Advanced Myofascial Techniques: Volume 1 by Til Luchau

Advanced Myofascial Techniques: Volume 1 by Til Luchau

Author:Til Luchau
Language: eng
Format: mobi, epub
Publisher: Handspring Pub Ltd
Published: 2015-02-15T17:00:00+00:00


Figures 9.5/9.6

The Hamstring Technique uses the client’s active lowering of the leg (knee extension) to glide and eccentrically release the tissues beneath the practitioner’s static forearm. Work layer-by-layer, beginning with the superficial fascia, and continue pass by pass all the way to the intramuscular septa between the hamstrings’ muscle bundles

After you have worked through the outer layers, you can begin to anchor deeper structures, still working gradually and guiding your client’s slow, focused movement. Remember, the release happens during the straightening of the knee, as the hamstrings’ tissues and muscles are lengthened in an eccentric pattern. Feel for and differentiate between the three or four muscle bundles of the hamstrings themselves (Figure 9.7), which originate on the ischium and then split to reach around the gastrocnemius insertions at the back of the knee. In most cases, the short head of the biceps femoris crosses only the knee joint, and so it does not usually extend the hip.
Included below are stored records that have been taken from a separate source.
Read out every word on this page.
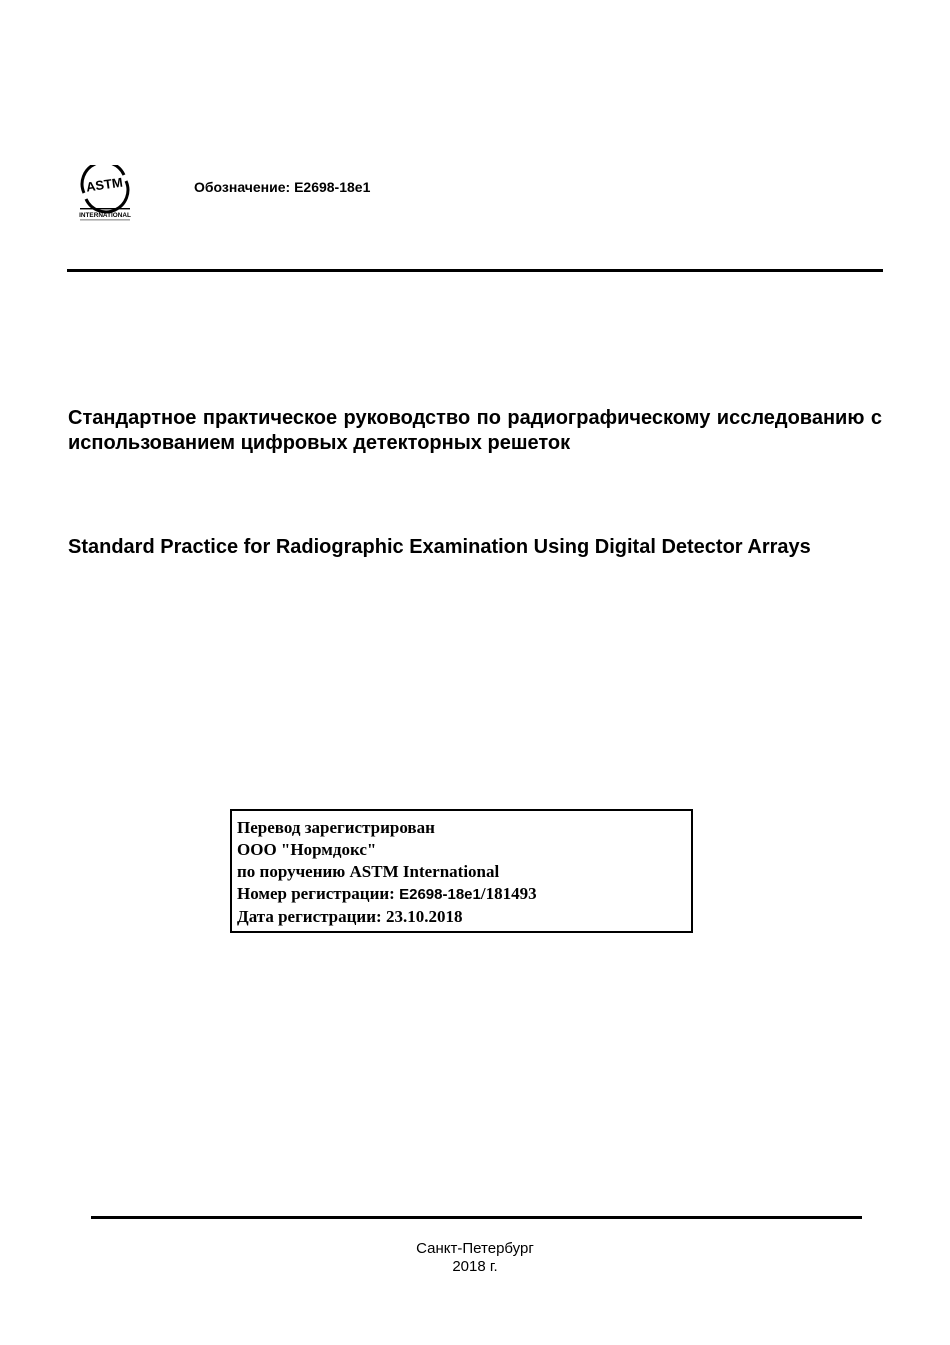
ASTM
INTERNATIONAL
Обозначение: E2698-18e1
Стандартное практическое руководство по радиографическому исследованию с использованием цифровых детекторных решеток
Standard Practice for Radiographic Examination Using Digital Detector Arrays
Перевод зарегистрирован
ООО "Нормдокс"
по поручению ASTM International
Номер регистрации: E2698-18e1/181493
Дата регистрации: 23.10.2018
Санкт-Петербург
2018 г.
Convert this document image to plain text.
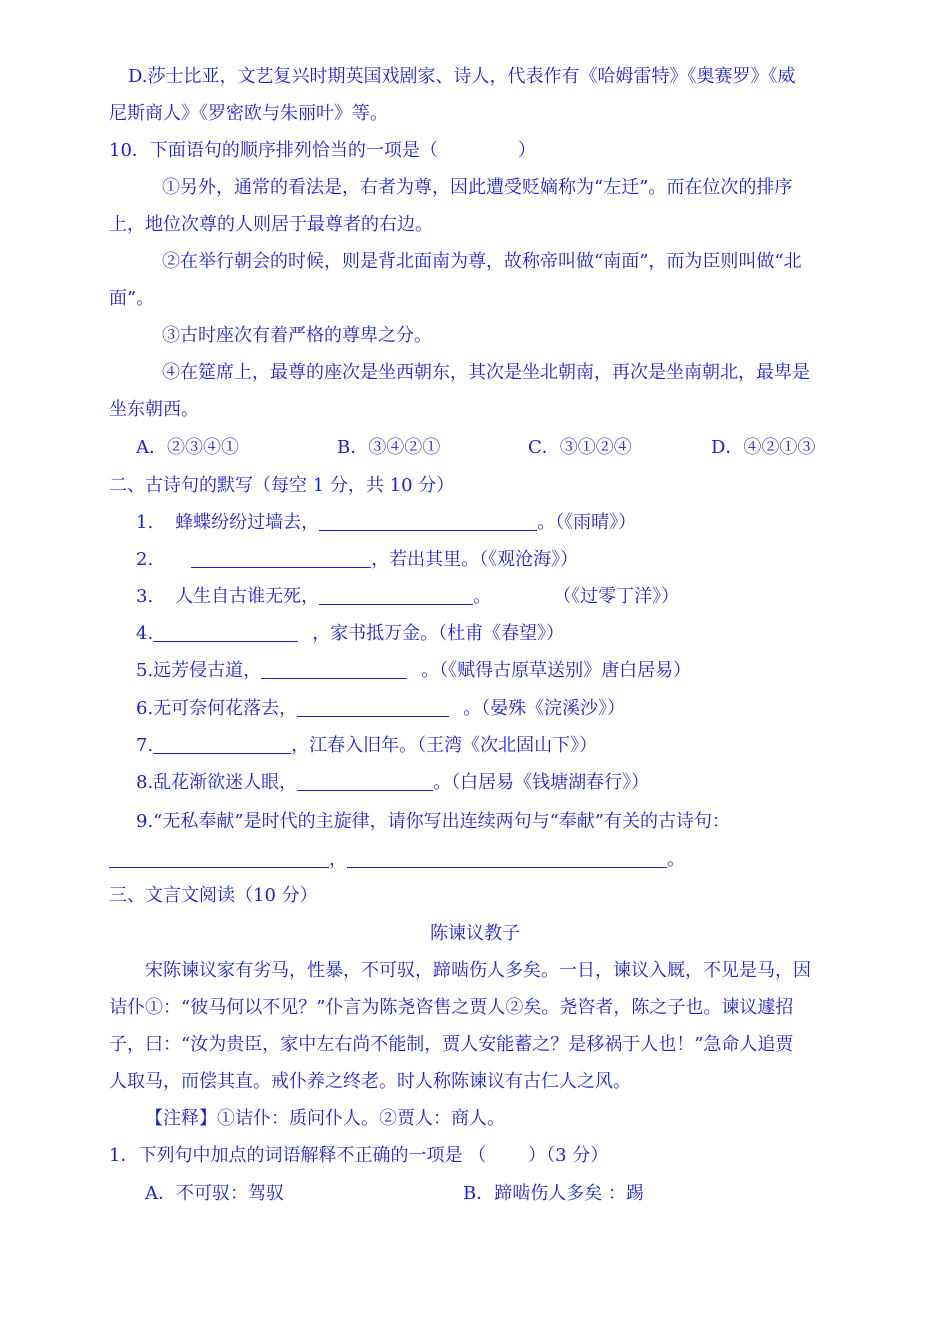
D.莎士比亚，文艺复兴时期英国戏剧家、诗人，代表作有《哈姆雷特》《奥赛罗》《威
尼斯商人》《罗密欧与朱丽叶》等。
10．下面语句的顺序排列恰当的一项是（	）
①另外，通常的看法是，右者为尊，因此遭受贬嫡称为“左迁”。而在位次的排序
上，地位次尊的人则居于最尊者的右边。
②在举行朝会的时候，则是背北面南为尊，故称帝叫做“南面”，而为臣则叫做“北
面”。
③古时座次有着严格的尊卑之分。
④在筵席上，最尊的座次是坐西朝东，其次是坐北朝南，再次是坐南朝北，最卑是
坐东朝西。
A．②③④①	B．③④②①	C．③①②④	D．④②①③
二、古诗句的默写（每空 1 分，共 10 分）
1. 蜂蝶纷纷过墙去，	。（《雨晴》）
2.	，若出其里。（《观沧海》）
3. 人生自古谁无死，	。	（《过零丁洋》）
4.	，家书抵万金。（杜甫《春望》）
5.远芳侵古道，	。（《赋得古原草送别》唐白居易）
6.无可奈何花落去，	。（晏殊《浣溪沙》）
7.	，江春入旧年。（王湾《次北固山下》）
8.乱花渐欲迷人眼，	。（白居易《钱塘湖春行》）
9.“无私奉献”是时代的主旋律，请你写出连续两句与“奉献”有关的古诗句：
，	。
三、文言文阅读（10 分）
陈谏议教子
宋陈谏议家有劣马，性暴，不可驭，蹄啮伤人多矣。一日，谏议入厩，不见是马，因
诘仆①：“彼马何以不见？”仆言为陈尧咨售之贾人②矣。尧咨者，陈之子也。谏议遽招
子，曰：“汝为贵臣，家中左右尚不能制，贾人安能蓄之？是移祸于人也！”急命人追贾
人取马，而偿其直。戒仆养之终老。时人称陈谏议有古仁人之风。
【注释】①诘仆：质问仆人。②贾人：商人。
1．下列句中加点的词语解释不正确的一项是 （ ）（3 分）
A．不可驭：驾驭	B．蹄啮伤人多矣 ：踢
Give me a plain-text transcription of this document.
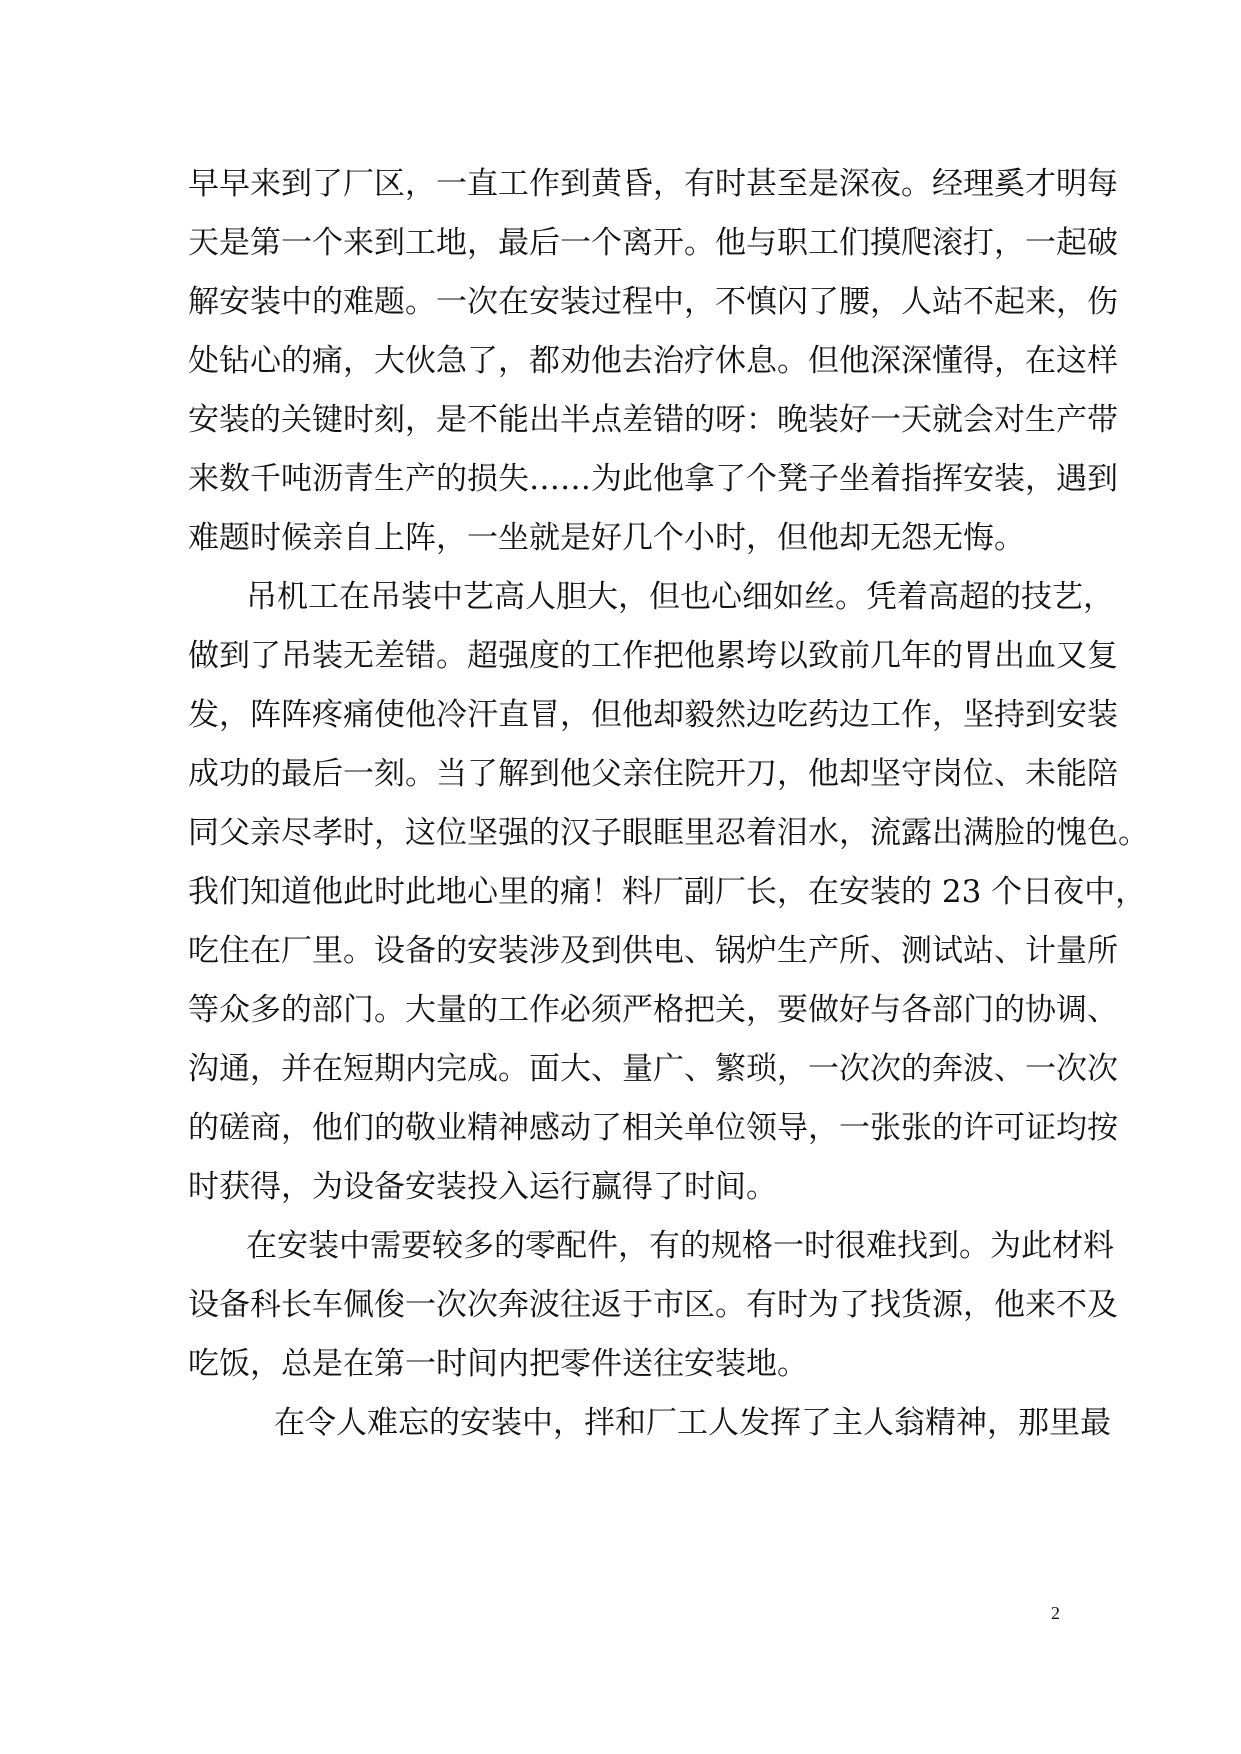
早早来到了厂区，一直工作到黄昏，有时甚至是深夜。经理奚才明每
天是第一个来到工地，最后一个离开。他与职工们摸爬滚打，一起破
解安装中的难题。一次在安装过程中，不慎闪了腰，人站不起来，伤
处钻心的痛，大伙急了，都劝他去治疗休息。但他深深懂得，在这样
安装的关键时刻，是不能出半点差错的呀：晚装好一天就会对生产带
来数千吨沥青生产的损失……为此他拿了个凳子坐着指挥安装，遇到
难题时候亲自上阵，一坐就是好几个小时，但他却无怨无悔。
吊机工在吊装中艺高人胆大，但也心细如丝。凭着高超的技艺，
做到了吊装无差错。超强度的工作把他累垮以致前几年的胃出血又复
发，阵阵疼痛使他冷汗直冒，但他却毅然边吃药边工作，坚持到安装
成功的最后一刻。当了解到他父亲住院开刀，他却坚守岗位、未能陪
同父亲尽孝时，这位坚强的汉子眼眶里忍着泪水，流露出满脸的愧色。
我们知道他此时此地心里的痛！料厂副厂长，在安装的 23 个日夜中，
吃住在厂里。设备的安装涉及到供电、锅炉生产所、测试站、计量所
等众多的部门。大量的工作必须严格把关，要做好与各部门的协调、
沟通，并在短期内完成。面大、量广、繁琐，一次次的奔波、一次次
的磋商，他们的敬业精神感动了相关单位领导，一张张的许可证均按
时获得，为设备安装投入运行赢得了时间。
在安装中需要较多的零配件，有的规格一时很难找到。为此材料
设备科长车佩俊一次次奔波往返于市区。有时为了找货源，他来不及
吃饭，总是在第一时间内把零件送往安装地。
在令人难忘的安装中，拌和厂工人发挥了主人翁精神，那里最
2
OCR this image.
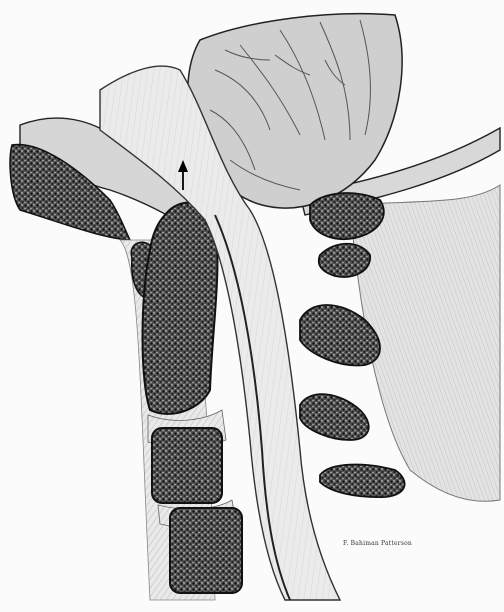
F. Bahiman Patterson
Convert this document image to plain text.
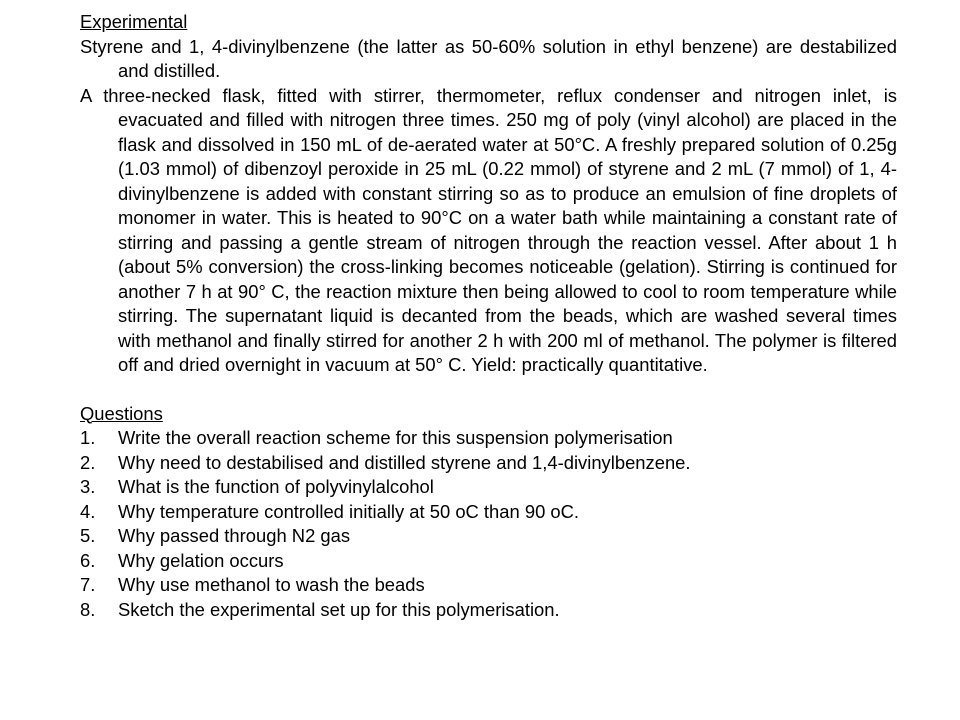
Experimental

Styrene and 1, 4-divinylbenzene (the latter as 50-60% solution in ethyl benzene) are destabilized and distilled.

A three-necked flask, fitted with stirrer, thermometer, reflux condenser and nitrogen inlet, is evacuated and filled with nitrogen three times. 250 mg of poly (vinyl alcohol) are placed in the flask and dissolved in 150 mL of de-aerated water at 50°C. A freshly prepared solution of 0.25g (1.03 mmol) of dibenzoyl peroxide in 25 mL (0.22 mmol) of styrene and 2 mL (7 mmol) of 1, 4-divinylbenzene is added with constant stirring so as to produce an emulsion of fine droplets of monomer in water. This is heated to 90°C on a water bath while maintaining a constant rate of stirring and passing a gentle stream of nitrogen through the reaction vessel. After about 1 h (about 5% conversion) the cross-linking becomes noticeable (gelation). Stirring is continued for another 7 h at 90° C, the reaction mixture then being allowed to cool to room temperature while stirring. The supernatant liquid is decanted from the beads, which are washed several times with methanol and finally stirred for another 2 h with 200 ml of methanol. The polymer is filtered off and dried overnight in vacuum at 50° C. Yield: practically quantitative.

Questions

1.	Write the overall reaction scheme for this suspension polymerisation
2.	Why need to destabilised and distilled styrene and 1,4-divinylbenzene.
3.	What is the function of polyvinylalcohol
4.	Why temperature controlled initially at 50 oC than 90 oC.
5.	Why passed through N2 gas
6.	Why gelation occurs
7.	Why use methanol to wash the beads
8.	Sketch the experimental set up for this polymerisation.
Continue working on the connective tissues between and around the myofascial bundles, rather than just on the muscles’ bellies. Remember that strain injuries are most common where tendon meets muscle, or where tendon meets bone. Use caution and sensitivity in the popliteal space, or in any areas where your client reports a nervy or shooting sensation (since the sciatic nerve is here as well).

In addition to hamstring injuries, other conditions will respond to direct work here. The sciatic nerve passes under the biceps femoris (Figure 9.7), where its tethering can be one cause of sciatic pain (6). Pes anserinus bursa inflammation (felt as burning and pain medial to the knee with exercise) can often be relieved by working the semitendinosus muscle, along with the gracilis and sartorius. Working the entire hamstring in the way described here can sometimes help ameliorate hamstring syndrome (a painful irritation of the hamstrings’ attachments on the ischial tuberosity, which is often worsened by sitting).